Zweites Gesetz zur Änderung des Thüringer Jagdgesetzes 2/2
Zum Gesetzentwurf der Landesregierung - Drucksache 6/6959
Vielen Dank, Frau Präsidentin. Ich möchte noch mal zu Herrn Möller kommen. Es wäre mir lieb, wenn Sie, anstatt Kollegen zu beleidigen, etwas zum Thema, wo ich Sie vorhin noch gefragt habe, gesagt hätten.
(Zwischenruf Abg.
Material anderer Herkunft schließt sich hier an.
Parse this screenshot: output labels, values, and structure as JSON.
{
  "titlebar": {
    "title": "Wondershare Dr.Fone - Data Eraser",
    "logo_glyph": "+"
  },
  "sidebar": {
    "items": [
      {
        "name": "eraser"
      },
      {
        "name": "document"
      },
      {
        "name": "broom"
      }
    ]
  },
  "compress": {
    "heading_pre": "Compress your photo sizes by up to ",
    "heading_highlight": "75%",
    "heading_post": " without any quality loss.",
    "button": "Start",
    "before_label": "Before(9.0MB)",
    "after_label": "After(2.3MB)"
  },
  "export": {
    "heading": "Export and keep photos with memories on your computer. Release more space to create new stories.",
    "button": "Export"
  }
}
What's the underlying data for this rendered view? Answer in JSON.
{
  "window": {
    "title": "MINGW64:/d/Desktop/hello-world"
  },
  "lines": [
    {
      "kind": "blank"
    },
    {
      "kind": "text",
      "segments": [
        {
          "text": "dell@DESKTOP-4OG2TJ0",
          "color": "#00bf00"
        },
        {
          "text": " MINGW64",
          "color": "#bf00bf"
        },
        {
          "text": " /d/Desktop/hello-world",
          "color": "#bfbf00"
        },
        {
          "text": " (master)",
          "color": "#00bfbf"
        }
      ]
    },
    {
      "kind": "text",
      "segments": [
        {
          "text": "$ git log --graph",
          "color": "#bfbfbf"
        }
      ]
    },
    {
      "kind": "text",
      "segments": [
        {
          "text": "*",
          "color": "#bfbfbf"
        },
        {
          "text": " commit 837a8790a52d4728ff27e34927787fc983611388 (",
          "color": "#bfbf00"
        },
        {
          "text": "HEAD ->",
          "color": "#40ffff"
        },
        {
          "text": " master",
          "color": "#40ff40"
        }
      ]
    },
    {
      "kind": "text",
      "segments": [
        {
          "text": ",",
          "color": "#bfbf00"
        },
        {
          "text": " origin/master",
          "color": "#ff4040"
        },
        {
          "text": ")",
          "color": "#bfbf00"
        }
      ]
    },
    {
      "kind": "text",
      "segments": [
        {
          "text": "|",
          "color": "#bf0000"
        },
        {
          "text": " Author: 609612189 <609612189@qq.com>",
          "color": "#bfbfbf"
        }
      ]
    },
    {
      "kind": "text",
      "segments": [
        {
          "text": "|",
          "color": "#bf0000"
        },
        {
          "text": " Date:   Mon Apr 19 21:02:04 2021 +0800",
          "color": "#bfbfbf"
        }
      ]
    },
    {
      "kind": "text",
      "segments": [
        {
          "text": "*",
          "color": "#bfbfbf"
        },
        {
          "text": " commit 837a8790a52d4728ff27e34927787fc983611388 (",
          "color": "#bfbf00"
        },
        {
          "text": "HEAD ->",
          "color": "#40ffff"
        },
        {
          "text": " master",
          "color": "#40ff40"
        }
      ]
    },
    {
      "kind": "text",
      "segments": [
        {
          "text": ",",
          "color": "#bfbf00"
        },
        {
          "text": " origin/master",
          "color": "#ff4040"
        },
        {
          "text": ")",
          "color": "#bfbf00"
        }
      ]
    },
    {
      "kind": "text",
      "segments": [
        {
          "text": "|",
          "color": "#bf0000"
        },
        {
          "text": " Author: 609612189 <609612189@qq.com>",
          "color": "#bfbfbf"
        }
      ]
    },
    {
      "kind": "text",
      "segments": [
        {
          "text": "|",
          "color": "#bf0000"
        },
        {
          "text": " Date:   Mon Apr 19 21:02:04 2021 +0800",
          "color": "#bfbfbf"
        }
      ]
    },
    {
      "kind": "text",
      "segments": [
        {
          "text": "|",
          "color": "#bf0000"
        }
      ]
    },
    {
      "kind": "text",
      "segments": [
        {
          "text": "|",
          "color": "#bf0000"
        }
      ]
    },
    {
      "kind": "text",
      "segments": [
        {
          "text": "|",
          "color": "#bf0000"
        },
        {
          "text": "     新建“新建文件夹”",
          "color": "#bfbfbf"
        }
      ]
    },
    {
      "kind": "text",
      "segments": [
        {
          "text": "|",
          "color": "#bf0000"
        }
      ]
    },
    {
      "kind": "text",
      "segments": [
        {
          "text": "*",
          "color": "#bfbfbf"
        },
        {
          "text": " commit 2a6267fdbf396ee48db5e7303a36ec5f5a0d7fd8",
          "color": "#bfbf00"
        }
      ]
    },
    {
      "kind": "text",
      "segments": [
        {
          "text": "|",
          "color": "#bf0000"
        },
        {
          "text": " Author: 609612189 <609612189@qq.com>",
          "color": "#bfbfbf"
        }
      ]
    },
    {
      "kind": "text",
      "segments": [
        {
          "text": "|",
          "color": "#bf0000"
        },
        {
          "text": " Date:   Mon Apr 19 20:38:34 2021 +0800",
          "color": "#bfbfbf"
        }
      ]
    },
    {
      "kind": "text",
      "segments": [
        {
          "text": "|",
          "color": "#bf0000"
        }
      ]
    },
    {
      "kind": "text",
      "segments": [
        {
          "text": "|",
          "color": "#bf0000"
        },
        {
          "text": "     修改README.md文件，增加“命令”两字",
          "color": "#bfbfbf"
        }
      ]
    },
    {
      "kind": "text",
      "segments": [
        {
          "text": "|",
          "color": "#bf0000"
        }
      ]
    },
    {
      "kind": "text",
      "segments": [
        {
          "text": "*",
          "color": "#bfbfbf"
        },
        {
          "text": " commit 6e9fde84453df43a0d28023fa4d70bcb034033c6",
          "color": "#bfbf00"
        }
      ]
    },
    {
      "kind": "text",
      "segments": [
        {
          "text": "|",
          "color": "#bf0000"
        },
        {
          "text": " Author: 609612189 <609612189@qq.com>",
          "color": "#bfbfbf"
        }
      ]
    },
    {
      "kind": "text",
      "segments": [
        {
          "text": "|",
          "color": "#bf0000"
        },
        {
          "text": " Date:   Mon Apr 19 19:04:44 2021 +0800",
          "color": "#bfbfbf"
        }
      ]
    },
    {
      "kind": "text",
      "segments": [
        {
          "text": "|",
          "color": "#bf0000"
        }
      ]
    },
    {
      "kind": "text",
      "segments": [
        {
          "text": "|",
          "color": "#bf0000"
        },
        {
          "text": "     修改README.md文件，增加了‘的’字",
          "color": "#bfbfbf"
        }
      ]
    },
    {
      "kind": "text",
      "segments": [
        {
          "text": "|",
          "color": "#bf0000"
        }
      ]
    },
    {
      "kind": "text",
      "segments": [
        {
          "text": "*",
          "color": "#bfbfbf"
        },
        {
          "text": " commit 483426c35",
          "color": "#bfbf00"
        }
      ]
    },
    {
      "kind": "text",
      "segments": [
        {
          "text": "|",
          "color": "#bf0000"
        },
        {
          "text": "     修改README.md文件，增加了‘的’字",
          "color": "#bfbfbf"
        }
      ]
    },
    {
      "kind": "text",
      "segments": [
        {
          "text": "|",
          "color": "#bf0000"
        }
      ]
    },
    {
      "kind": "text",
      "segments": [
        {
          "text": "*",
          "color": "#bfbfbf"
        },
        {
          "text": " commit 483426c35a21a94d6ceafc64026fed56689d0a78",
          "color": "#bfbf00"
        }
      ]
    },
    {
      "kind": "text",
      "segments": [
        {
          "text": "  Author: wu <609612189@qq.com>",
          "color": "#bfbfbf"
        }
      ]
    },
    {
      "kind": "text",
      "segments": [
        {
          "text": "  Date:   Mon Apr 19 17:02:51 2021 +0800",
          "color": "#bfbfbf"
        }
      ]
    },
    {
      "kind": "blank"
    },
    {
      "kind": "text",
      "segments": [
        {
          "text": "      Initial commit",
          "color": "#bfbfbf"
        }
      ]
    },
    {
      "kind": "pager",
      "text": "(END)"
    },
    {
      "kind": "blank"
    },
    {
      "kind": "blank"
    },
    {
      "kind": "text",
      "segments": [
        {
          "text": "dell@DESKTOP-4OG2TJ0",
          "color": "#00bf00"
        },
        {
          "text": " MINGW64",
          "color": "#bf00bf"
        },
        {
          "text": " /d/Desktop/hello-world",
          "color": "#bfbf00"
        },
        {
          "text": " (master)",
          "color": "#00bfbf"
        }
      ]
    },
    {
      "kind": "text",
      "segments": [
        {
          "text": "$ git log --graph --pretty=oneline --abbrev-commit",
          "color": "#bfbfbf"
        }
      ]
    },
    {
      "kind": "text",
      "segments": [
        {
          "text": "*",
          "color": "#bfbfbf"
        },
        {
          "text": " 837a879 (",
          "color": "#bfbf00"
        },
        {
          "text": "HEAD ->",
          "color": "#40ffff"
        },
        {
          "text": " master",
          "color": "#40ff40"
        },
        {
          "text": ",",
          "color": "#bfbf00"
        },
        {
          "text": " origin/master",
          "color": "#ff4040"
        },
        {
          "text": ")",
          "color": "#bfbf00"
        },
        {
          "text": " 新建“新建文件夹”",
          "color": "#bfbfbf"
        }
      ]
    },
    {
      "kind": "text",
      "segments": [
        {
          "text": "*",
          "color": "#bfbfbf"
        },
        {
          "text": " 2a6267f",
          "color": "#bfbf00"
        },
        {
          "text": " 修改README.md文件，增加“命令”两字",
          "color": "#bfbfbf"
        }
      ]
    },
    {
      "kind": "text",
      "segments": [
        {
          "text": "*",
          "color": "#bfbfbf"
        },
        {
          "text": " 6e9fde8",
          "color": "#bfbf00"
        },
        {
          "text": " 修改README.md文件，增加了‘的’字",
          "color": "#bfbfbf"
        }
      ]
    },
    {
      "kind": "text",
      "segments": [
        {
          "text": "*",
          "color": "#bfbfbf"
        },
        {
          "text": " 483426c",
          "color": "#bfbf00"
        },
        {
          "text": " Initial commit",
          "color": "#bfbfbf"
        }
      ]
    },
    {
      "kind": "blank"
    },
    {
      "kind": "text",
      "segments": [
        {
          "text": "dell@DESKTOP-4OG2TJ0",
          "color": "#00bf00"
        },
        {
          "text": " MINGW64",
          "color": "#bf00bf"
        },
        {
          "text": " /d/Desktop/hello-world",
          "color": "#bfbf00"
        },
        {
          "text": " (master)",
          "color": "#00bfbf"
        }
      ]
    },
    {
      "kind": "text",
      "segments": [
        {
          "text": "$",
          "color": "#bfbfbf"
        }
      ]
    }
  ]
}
Möller, AfD: Ich habe keinen beleidigt!)
Sie haben gesagt, das Jagdgesetz würde dazu dienen, das Wild quasi zu eliminieren. Es ist ein Gesetz, was Wald und Wild nebeneinanderstellt und nicht sagt, Wald ohne Wild.
Es sind vorhin von Egon Primas zwei Stellen kritisiert worden. Die Abschaffung der Fütterungspflicht: Bei dem Punkt muss man einfach feststellen, wenn Waldumbau funktioniert hat, dann habe ich einen Jungbestand, dann habe ich so viel Äsung im Wald, da brauche ich nicht füttern, auch nicht in Notzeiten. Da geht das Wild auch nicht mehr raus. Das ist das eigentliche Ziel, was wir erreichen wollen. Dort muss ich nicht mehr füttern. Warum soll ich dort eine Fütterungspflicht aufrechterhalten? Es sagt auch keiner, dass der Jäger dort, wo er die Notwendigkeit sieht, weiterhin füttern in der Notzeit darf. Die zweite Geschichte, Muffelwild: Ich glaube nicht, dass wir hier eine Aufgabe haben, das Muffelwild zu erhalten. Muffelwild kommt in Korsika und Sardinien heimisch vor, in offenen, felsigen Landschaften, es braucht einen trockenen Boden. Wenn ich das in eine feuchte Gegend aussetze, holt es sich die Moderhinke und geht elendig daran kaputt. Von der Warte her zu überlegen, wo man Muffelwild aussetzt, ist durchaus eine sinnvolle Geschichte.
Als Letztes will ich noch sagen: Herr Möller, Sie haben beim Forstforum gesagt, Waldumbau geht mit Ihnen nicht mit der Kugel
(Zwischenruf Abg. Möller, AfD: Genau!)
und Waldumbau sollte mit Einzäunen realisiert werden. Wissen Sie, wie viel Lebensraum dem Wild noch bleibt, wenn man sich die Schäden draußen ansieht und wenn
(Zwischenruf Abg. Möller, AfD: Auch!)
man Waldumbau
Vizepräsidentin Jung:
Herr Abgeordneter …
Abgeordneter Kummer, DIE LINKE:
mit vielen Baumarten hinkriegen will, wenn Sie alles einzäunen wollen? Sie nehmen dem Wild den Lebensraum. So eine Jagdpolitik brauchen wir nicht! Danke.